EOS v1 created one transactional producer per Task. With many Tasks (e.g., 100 partitions = 100 Tasks = 100 producers), each producer requires its own PID (Producer ID) registered with the broker, and the broker must maintain idempotency state per PID. This created significant coordination overhead.

EOS v2 (Kafka 2.5+) uses one transactional producer per StreamThread, not per Task. If you have 4 StreamThreads, you have 4 producers regardless of the Task count. The producer's groupMetadata() — which includes the consumer group's generation ID — is the key mechanism for zombie fencing: if an old producer (from a crashed instance) tries to commit a transaction after a new instance has taken over the partition, the broker recognizes the stale generation ID and rejects the transaction.

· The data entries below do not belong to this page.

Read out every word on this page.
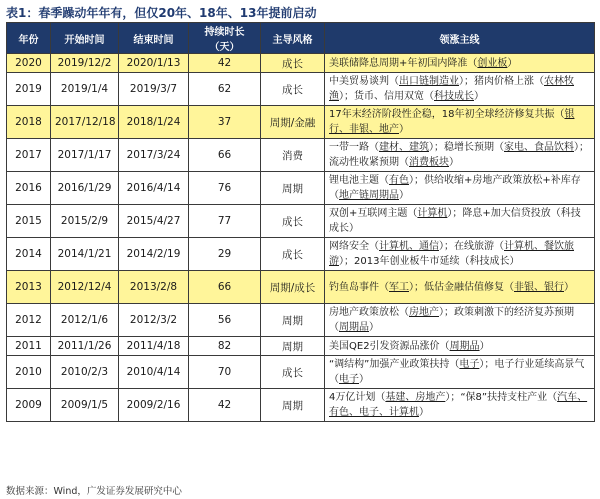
表1：春季躁动年年有，但仅20年、18年、13年提前启动
年份	开始时间	结束时间	持续时长（天）	主导风格	领涨主线
2020	2019/12/2	2020/1/13	42	成长	美联储降息周期+年初国内降准（创业板）
2019	2019/1/4	2019/3/7	62	成长	中美贸易谈判（出口链制造业）；猪肉价格上涨（农林牧渔）；货币、信用双宽（科技成长）
2018	2017/12/18	2018/1/24	37	周期/金融	17年末经济阶段性企稳，18年初全球经济修复共振（银行、非银、地产）
2017	2017/1/17	2017/3/24	66	消费	一带一路（建材、建筑）；稳增长预期（家电、食品饮料）；流动性收紧预期（消费板块）
2016	2016/1/29	2016/4/14	76	周期	锂电池主题（有色）；供给收缩+房地产政策放松+补库存（地产链周期品）
2015	2015/2/9	2015/4/27	77	成长	双创+互联网主题（计算机）；降息+加大信贷投放（科技成长）
2014	2014/1/21	2014/2/19	29	成长	网络安全（计算机、通信）；在线旅游（计算机、餐饮旅游）；2013年创业板牛市延续（科技成长）
2013	2012/12/4	2013/2/8	66	周期/成长	钓鱼岛事件（军工）；低估金融估值修复（非银、银行）
2012	2012/1/6	2012/3/2	56	周期	房地产政策放松（房地产）；政策刺激下的经济复苏预期（周期品）
2011	2011/1/26	2011/4/18	82	周期	美国QE2引发资源品涨价（周期品）
2010	2010/2/3	2010/4/14	70	成长	“调结构”加强产业政策扶持（电子）；电子行业延续高景气（电子）
2009	2009/1/5	2009/2/16	42	周期	4万亿计划（基建、房地产）；“保8”扶持支柱产业（汽车、有色、电子、计算机）
数据来源：Wind，广发证券发展研究中心
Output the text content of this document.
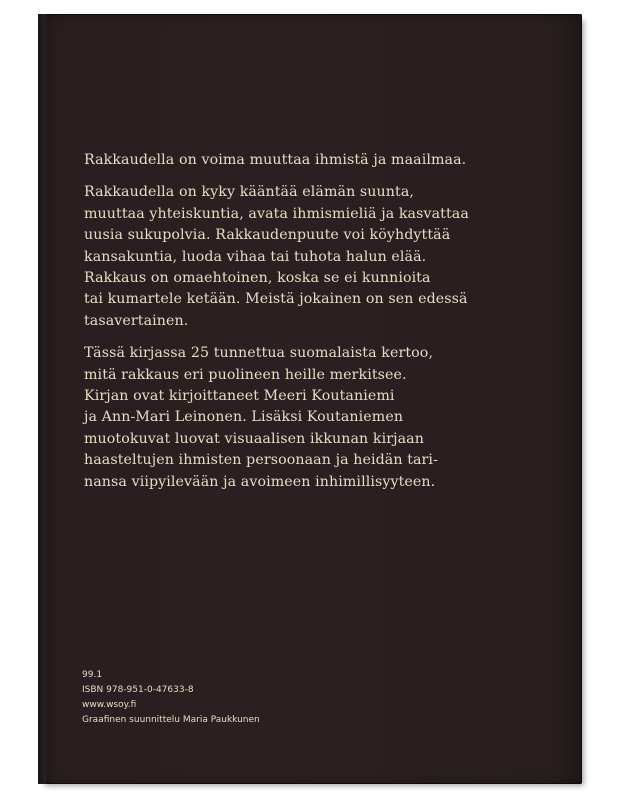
Rakkaudella on voima muuttaa ihmistä ja maailmaa.

Rakkaudella on kyky kääntää elämän suunta,
muuttaa yhteiskuntia, avata ihmismieliä ja kasvattaa
uusia sukupolvia. Rakkaudenpuute voi köyhdyttää
kansakuntia, luoda vihaa tai tuhota halun elää.
Rakkaus on omaehtoinen, koska se ei kunnioita
tai kumartele ketään. Meistä jokainen on sen edessä
tasavertainen.

Tässä kirjassa 25 tunnettua suomalaista kertoo,
mitä rakkaus eri puolineen heille merkitsee.
Kirjan ovat kirjoittaneet Meeri Koutaniemi
ja Ann-Mari Leinonen. Lisäksi Koutaniemen
muotokuvat luovat visuaalisen ikkunan kirjaan
haasteltujen ihmisten persoonaan ja heidän tari-
nansa viipyilevään ja avoimeen inhimillisyyteen.

99.1
ISBN 978-951-0-47633-8
www.wsoy.fi
Graafinen suunnittelu Maria Paukkunen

// Enable EOS v2 (requires Kafka Broker >= 2.5)
props.put(StreamsConfig.PROCESSING_GUARANTEE_CONFIG,
    StreamsConfig.EXACTLY_ONCE_V2);

// Tune commit interval: larger values amortize transaction overhead
// but extend the reprocessing window after a crash
props.put(StreamsConfig.COMMIT_INTERVAL_MS_CONFIG, 1000); // default: 100ms for EOS

Performance Comparison

Exactly-once guarantees come with measurable overhead. Benchmark results vary by hardware, topic configuration, and message size, but typical observations:

The throughput reduction in EOS v2 comes primarily from:

1. Transaction overhead per commit: beginTransaction and commitTransaction each require a broker round-trip. At the default EOS commit interval of 100ms, this adds ~20ms of latency per 100ms cycle — roughly 20% overhead.
2. Reduced batching: Transactions must be committed before their results are visible, which limits opportunistic batching.

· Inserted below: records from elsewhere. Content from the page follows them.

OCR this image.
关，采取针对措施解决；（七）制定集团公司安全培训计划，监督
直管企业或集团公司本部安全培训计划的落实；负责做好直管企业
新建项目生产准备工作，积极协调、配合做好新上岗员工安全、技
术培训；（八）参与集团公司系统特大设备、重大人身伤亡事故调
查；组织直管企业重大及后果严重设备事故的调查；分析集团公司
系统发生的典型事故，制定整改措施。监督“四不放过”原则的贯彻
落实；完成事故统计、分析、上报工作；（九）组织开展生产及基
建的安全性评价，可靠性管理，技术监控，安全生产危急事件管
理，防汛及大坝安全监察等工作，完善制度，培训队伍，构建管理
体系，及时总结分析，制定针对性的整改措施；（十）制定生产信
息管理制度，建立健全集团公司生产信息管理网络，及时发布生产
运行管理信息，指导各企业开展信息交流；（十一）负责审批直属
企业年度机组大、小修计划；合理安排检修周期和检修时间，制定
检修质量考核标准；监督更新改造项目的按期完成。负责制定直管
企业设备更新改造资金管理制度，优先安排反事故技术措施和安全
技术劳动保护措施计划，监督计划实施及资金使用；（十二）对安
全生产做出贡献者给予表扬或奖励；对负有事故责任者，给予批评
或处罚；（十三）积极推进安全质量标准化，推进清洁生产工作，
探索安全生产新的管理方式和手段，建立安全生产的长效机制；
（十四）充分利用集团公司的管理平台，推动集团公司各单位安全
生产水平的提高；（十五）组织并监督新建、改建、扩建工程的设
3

Increasing commit.interval.ms from 100ms to 1000ms reduces transaction overhead by 10x, at the cost of a longer reprocessing window if the application crashes (up to 1000ms of records may be reprocessed). For most production use cases, 500–1000ms is a good balance.

The Scope Boundary of EOS

Kafka Streams EOS guarantees Kafka-to-Kafka exactly-once processing. Records from an input topic are processed with their effects appearing exactly once in output topics and changelog topics. This covers the most common cases: duplicate aggregation counts, duplicate event-driven notifications, duplicate KTable updates.

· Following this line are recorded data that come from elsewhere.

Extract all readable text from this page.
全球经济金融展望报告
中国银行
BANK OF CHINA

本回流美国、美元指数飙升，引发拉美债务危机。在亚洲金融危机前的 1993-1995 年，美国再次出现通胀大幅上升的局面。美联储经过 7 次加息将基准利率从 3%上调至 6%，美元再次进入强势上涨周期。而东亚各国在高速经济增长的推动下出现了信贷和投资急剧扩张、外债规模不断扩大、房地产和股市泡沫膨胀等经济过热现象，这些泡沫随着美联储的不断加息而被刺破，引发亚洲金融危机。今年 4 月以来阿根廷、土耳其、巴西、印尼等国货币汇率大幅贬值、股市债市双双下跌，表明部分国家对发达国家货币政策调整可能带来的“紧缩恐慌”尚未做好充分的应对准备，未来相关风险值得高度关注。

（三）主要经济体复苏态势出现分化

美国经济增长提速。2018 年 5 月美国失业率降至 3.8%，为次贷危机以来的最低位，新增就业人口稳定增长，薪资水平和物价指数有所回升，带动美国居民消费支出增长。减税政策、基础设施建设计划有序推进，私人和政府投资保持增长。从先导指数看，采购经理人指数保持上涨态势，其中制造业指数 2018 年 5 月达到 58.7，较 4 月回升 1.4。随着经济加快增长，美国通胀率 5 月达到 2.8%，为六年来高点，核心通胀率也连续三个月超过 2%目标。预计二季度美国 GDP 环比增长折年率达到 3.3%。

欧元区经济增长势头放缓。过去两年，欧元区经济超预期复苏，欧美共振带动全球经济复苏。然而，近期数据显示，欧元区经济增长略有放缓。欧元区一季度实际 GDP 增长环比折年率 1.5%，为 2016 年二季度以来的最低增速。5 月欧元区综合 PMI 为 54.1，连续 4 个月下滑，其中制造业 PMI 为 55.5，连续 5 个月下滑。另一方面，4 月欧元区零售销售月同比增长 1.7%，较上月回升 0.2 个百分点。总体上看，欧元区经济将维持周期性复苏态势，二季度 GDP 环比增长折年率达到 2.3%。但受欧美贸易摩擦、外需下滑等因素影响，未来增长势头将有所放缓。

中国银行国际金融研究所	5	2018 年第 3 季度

External system writes (database inserts, REST API calls, S3 file writes) are outside the Kafka transaction boundary. If your process() handler writes to a database and then the application crashes before committing the Kafka transaction, the database write has already happened but the Kafka offset is not committed. On restart, the record is reprocessed and the database is written again — you have a duplicate in the external system despite EOS enabled in Kafka Streams.

Solving this requires additional mechanisms:

• Idempotent writes: Database upsert with a business-unique key derived from the Kafka record (topic + partition + offset)
• Transactional outbox pattern: Write to a Kafka topic atomically (covered by Kafka transactions), then let a separate service propagate to the external system
• Two-phase commit: Technically possible but impractical due to performance and complexity cost

Understanding this boundary is what allows you to make accurate guarantees to your users. Kafka Streams EOS is not a silver bullet for all consistency requirements — it is a precisely scoped guarantee that eliminates a specific and common class of duplicates in Kafka-native architectures.